It was a very techno weekend, between the Aperture (library of photos took about 12 hours to copy over to the new app), the iPad (which is here at work with me now - the only thing that would have gotten more of an adoring response from my co-workers would be a puppy) and watching streaming Netflix.
Netflix streams a treat on the iPad. Perversely, I chose to watch a 1977 film, The Consequence, West German, black-and-white, digitized from a somewhat battered print. There's something pleasantly antique about old film reanimated by digital tech, whether it's The Consequence with high contrast, glare and fuzz, or something like The Gleiwitz Case, an East German film from 1961 sharp enough to match against still photography of the period. (The Consequence is very intimate, The Gleiwitz Case arctic, each worth seeing.)
And on to Saturday night.
I also have Netflix streaming on my TV, via a Roku box (Rok-you? Rok-oo? Anybody know?). I was curious to see if Roku had added anything nifty to their channel selection, came across CNDTwo, which features among other things, recorded lectures from Yale University.
I didn't go to an Ivy, don't think I've stepped foot on an Ivy campus except for a single afternoon's wander 'round Vassar, and I've always been curious to see what a lecture at one would be like, compared to my experience at New College at Hofstra University.
I chose "Amy Hungerford English 291 the American novel since 1945 video 12
Thomas Pynchon on the crying of lot 49 Yale University."
I wasn't impressed by the beginning of the lecture, identifying two ideas of the novel, as self-contained universe or as socially engaged artifact, but I understood that this was part of introducing these relative tyros, Eli or not, to the lit in some organized manner.
I was downright dismayed, tho', by several historical omissions and errors on the part of the lecturer. She correctly identified several acronyms of the period, but admitted not knowing what FSM stood for. It stands for Free Speech Movement, an essential precursor to SDS and other radicalizing political groups. Seemed odd to me that she wouldn't have researched that. Similarly she gets the slogan "Turn on, tune in, drop out" wrong. And last she identifies what's known as the Gulf of Tonkin resolution as authorizing American bombing of Cambodia, mistaking the completely unauthorized attack on that country with the earlier, somewhat authorized escalation of attack on Vietnam. (This last easily excused as a memory hiccup of the sort that anybody could have. I bet you it's correct in her notes.)
More than feeling that the lecturer had messed up, this sharpened my understanding that the life I've lived is now history. This history was my life. Its truth, lies and shibboleths come readily to my mind because I lived the making of their memory.

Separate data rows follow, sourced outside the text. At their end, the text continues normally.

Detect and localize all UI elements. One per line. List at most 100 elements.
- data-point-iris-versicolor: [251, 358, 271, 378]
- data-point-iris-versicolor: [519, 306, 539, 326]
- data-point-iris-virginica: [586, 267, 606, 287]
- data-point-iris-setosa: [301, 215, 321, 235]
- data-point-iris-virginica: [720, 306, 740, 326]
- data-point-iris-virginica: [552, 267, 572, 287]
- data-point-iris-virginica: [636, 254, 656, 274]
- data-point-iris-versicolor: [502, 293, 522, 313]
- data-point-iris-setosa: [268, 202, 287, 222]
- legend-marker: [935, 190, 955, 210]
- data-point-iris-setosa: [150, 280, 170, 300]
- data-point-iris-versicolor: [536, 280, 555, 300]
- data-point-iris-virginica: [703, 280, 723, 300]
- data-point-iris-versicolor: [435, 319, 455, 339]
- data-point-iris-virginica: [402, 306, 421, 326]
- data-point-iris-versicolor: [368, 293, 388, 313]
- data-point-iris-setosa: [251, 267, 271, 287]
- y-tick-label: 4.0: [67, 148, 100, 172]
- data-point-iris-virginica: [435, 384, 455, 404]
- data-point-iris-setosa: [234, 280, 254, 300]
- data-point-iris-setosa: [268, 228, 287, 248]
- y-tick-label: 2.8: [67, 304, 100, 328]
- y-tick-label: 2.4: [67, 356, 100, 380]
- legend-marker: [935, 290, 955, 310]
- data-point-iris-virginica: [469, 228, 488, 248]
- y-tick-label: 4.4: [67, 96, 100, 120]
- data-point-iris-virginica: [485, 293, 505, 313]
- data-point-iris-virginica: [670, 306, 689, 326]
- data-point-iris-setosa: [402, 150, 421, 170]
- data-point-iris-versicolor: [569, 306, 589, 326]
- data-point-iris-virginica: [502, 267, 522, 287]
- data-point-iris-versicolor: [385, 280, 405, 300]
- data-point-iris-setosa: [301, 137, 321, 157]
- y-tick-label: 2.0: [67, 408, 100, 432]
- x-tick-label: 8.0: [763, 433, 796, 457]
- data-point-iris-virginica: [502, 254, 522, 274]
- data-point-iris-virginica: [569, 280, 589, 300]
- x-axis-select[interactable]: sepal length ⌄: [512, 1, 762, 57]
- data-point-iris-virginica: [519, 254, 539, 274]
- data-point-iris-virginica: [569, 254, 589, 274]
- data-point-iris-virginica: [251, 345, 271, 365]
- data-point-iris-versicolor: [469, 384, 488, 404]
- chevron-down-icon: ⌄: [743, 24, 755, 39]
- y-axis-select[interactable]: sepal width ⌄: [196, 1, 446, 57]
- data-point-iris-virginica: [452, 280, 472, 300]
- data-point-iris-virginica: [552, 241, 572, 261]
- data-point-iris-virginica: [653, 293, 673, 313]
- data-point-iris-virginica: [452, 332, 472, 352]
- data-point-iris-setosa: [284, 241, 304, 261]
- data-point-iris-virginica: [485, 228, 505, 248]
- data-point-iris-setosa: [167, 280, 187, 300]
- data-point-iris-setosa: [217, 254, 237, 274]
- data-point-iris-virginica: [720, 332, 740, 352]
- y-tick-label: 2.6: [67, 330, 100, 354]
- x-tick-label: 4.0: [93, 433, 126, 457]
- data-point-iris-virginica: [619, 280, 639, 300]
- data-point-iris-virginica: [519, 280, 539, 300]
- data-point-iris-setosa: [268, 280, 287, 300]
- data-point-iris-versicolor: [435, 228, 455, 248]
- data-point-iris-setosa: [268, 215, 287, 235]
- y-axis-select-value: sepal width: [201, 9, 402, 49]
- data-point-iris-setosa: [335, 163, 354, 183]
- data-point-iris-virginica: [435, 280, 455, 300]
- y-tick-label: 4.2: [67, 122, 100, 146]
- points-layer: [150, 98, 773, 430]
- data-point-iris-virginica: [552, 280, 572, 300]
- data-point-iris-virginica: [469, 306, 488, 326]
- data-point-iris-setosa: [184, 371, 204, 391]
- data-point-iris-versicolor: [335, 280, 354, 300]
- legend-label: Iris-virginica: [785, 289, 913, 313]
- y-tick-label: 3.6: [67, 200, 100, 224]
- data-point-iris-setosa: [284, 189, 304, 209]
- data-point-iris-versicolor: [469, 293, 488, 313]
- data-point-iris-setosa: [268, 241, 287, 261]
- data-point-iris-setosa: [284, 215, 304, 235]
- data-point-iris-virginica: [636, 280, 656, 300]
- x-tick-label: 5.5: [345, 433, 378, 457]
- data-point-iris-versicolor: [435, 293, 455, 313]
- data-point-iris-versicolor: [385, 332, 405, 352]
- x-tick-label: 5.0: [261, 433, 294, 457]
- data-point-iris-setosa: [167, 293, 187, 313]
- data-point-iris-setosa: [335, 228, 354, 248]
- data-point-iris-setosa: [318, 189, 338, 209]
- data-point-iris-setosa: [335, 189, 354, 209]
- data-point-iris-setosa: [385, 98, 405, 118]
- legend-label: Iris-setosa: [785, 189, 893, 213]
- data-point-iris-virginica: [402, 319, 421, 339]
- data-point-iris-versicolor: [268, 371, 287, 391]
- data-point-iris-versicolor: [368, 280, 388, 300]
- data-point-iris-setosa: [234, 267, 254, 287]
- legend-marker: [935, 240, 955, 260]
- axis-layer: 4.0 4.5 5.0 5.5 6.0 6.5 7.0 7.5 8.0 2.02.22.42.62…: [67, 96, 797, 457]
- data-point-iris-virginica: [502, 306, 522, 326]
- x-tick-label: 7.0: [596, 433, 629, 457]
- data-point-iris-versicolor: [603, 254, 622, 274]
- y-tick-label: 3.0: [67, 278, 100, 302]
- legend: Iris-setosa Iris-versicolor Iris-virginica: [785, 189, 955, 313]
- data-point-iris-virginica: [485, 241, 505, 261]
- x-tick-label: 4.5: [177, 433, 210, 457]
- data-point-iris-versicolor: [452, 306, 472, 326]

At this point I was watching just because I wanted to see the lecture through. I'm glad I did. Hungerford clearly loves and knows the book as book. She made an easy job of explaining how Oedipa adopts the familiar roles available to women at the time (wife, mother, daughter) in order to infiltrate a previously closed world, and drops the F-word gently upon the heads of her fairly unresponsive listeners, perhaps to soak in later (F-eminism). She pointed out motifs such as tears without turning a novel into an exercise in "Where's Oedipa?" Her pleasure in the book's giving and withholding of meaning, and the very fine tuning of its final call, was evident.
At lecture's end, I didn't come to the conclusion that, based on this sample, enlightenment at the Ivies is anything special and wonderful, but I am curious to watch some more CNDTwo lectures. Just exactly what does Hungerford make of Black Boy?
I am enjoying all this tech right now. There's a danger of mistaking mastery of tech, especially something super-shiny as the iPad, for actual accomplishment. But I spent the weekend engaged with some of the best of human culture, and continued making efforts to add some small share.